U.S. Muslim Population Far Lower Than Thought
NewsMax.com Staff
Friday, Sept. 20, 2002
There are about five and a half million fewer Muslims in the U.S. a new survey of religious affiliations shows.
Instead of the 7 million Muslims in America Islamic groups have claimed, the survey found just 1.6 million.
That was just one of the major surprises contained in what the Washington Times described as "the most complete religious survey of the United States."
The survey also revealed the numbers of Roman Catholics are expanding in the South and West and Evangelicals are growing everywhere.
The findings were contained in the Religious Congregations and Membership survey of 2000 - a survey conducted every ten years since 1966 by the Glenmary Home Missioners, a Catholic organization in Cincinnati, considered the most reliable data on religious affiliation down to the county level.
The Muslim population figures are based on the Muslims affiliated with America's more than 1,000 mosques, not the total number. The finding, the Times reported, touched a sensitive nerve on the debate over the presence and influence of U.S. Muslims.
"Unfortunately, not all Muslims attend a mosque," Ibrahim Hooper, spokesman for the Council on American-Islamic Relations told the Times.
He said many have taken the 1.6 million to stand for the number of all Muslims, and in fact other national surveys have argued that the U.S. Muslim population is below 2 million. Mr. Hooper says the 1.6 million number for mosque affiliation "still sustains our 7 million figure" of all adherents to Islam.
"We believe this is a very reliable picture of American affiliation to local congregations," Dale E. Jones, a statistician with the Church of the Nazarene and a chairman of the project, told the Times.
"It's not like a national poll, but more like going to the nation's political wards and asking how many voting people they had," he told the Times in an interview yesterday.
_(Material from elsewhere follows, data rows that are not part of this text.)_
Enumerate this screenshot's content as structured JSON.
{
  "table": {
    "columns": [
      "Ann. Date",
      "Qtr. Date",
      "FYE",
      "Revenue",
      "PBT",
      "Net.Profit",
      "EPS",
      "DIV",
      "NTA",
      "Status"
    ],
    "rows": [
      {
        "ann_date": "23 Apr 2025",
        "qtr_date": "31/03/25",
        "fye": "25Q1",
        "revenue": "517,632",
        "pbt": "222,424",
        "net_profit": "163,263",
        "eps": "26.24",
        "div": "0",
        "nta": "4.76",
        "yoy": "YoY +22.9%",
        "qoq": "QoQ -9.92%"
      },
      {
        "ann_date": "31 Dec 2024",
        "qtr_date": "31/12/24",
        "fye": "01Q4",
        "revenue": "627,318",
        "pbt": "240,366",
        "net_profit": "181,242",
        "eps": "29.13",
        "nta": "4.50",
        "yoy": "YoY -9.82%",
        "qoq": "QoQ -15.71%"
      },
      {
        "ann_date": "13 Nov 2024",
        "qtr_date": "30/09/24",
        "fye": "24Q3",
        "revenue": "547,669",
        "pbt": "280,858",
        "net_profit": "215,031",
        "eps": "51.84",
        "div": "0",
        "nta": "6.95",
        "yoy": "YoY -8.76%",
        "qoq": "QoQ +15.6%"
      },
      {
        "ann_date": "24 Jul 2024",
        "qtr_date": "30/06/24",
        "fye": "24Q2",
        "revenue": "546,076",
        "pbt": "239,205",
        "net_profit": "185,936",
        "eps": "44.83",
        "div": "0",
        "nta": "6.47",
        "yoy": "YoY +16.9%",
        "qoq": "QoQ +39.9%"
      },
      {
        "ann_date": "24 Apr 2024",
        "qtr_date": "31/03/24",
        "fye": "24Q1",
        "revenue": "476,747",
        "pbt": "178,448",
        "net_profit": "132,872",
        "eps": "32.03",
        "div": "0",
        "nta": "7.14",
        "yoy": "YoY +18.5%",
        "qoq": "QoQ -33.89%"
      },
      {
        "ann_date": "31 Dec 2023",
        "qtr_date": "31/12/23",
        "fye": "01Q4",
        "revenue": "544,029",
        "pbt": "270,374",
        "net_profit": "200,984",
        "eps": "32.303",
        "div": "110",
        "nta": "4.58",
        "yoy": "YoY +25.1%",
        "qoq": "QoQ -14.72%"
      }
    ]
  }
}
The entire report is to be released tomorrow.
The findings were collected from 149 of 258 known religious bodies in the United States, and evaluated carefully in cooperation with the Association of Statisticians of American Religious Bodies.
Among them:
The Catholic Church has the largest number of members nationally; the state of Utah with its Mormon preponderance has the highest churchgoing rates; and Oregon, which is notoriously secular, has the lowest religious participation.
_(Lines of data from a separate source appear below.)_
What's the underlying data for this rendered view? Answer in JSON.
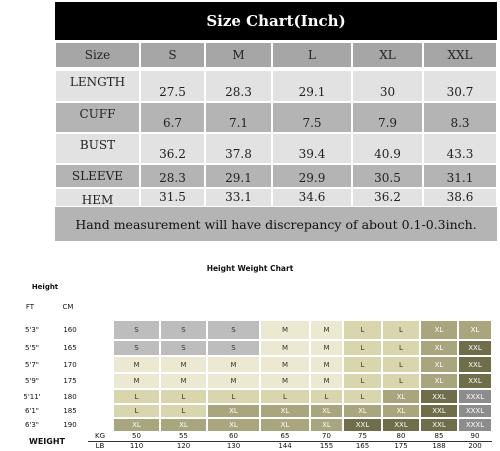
{
  "size_chart": {
    "title": "Size Chart(Inch)",
    "header": [
      "Size",
      "S",
      "M",
      "L",
      "XL",
      "XXL"
    ],
    "rows": [
      [
        "LENGTH",
        "27.5",
        "28.3",
        "29.1",
        "30",
        "30.7"
      ],
      [
        "CUFF",
        "6.7",
        "7.1",
        "7.5",
        "7.9",
        "8.3"
      ],
      [
        "BUST",
        "36.2",
        "37.8",
        "39.4",
        "40.9",
        "43.3"
      ],
      [
        "SLEEVE",
        "28.3",
        "29.1",
        "29.9",
        "30.5",
        "31.1"
      ],
      [
        "HEM",
        "31.5",
        "33.1",
        "34.6",
        "36.2",
        "38.6"
      ]
    ],
    "note": "Hand measurement will have discrepancy of about 0.1-0.3inch."
  },
  "height_weight": {
    "title": "Height Weight Chart",
    "height_label": "Height",
    "ft_label": "FT",
    "cm_label": "CM",
    "weight_label": "WEIGHT",
    "kg_label": "KG",
    "lb_label": "LB",
    "ft": [
      "5'3\"",
      "5'5\"",
      "5'7\"",
      "5'9\"",
      "5'11'",
      "6'1\"",
      "6'3\""
    ],
    "cm": [
      "160",
      "165",
      "170",
      "175",
      "180",
      "185",
      "190"
    ],
    "kg": [
      "50",
      "55",
      "60",
      "65",
      "70",
      "75",
      "80",
      "85",
      "90"
    ],
    "lb": [
      "110",
      "120",
      "130",
      "144",
      "155",
      "165",
      "175",
      "188",
      "200"
    ],
    "cells": [
      [
        "S",
        "S",
        "S",
        "M",
        "M",
        "L",
        "L",
        "XL",
        "XL"
      ],
      [
        "S",
        "S",
        "S",
        "M",
        "M",
        "L",
        "L",
        "XL",
        "XXL"
      ],
      [
        "M",
        "M",
        "M",
        "M",
        "M",
        "L",
        "L",
        "XL",
        "XXL"
      ],
      [
        "M",
        "M",
        "M",
        "M",
        "M",
        "L",
        "L",
        "XL",
        "XXL"
      ],
      [
        "L",
        "L",
        "L",
        "L",
        "L",
        "L",
        "XL",
        "XXL",
        "XXXL"
      ],
      [
        "L",
        "L",
        "XL",
        "XL",
        "XL",
        "XL",
        "XL",
        "XXL",
        "XXXL"
      ],
      [
        "XL",
        "XL",
        "XL",
        "XL",
        "XL",
        "XXL",
        "XXL",
        "XXL",
        "XXXL"
      ]
    ],
    "colors": {
      "S": "#bdbdbd",
      "M": "#ede8d2",
      "L": "#d9d5ad",
      "XL": "#a9a57c",
      "XXL": "#6f6d4a",
      "XXXL": "#8c8c8c"
    }
  }
}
"There are now more Catholics in the West than in the Midwest," Clifford Grammich of the Glenmary Research Center told the Times.
Catholic parishes in the West and South are growing faster than elsewhere, often by a third, he said. "The Church may have to shift more of its institutional resources to meet this growth, or give more attention to mission needs" there.
Most growth in religious affiliations may be due to Hispanic immigration and birth rates: Of the 11 million new adherents reported during the past decade by 87 of the largest groups, 9 million were Catholics.
All Protestants outnumber Catholics nationally, however, and they make up the largest religious grouping in 2,493 of the nation's 3,141 counties.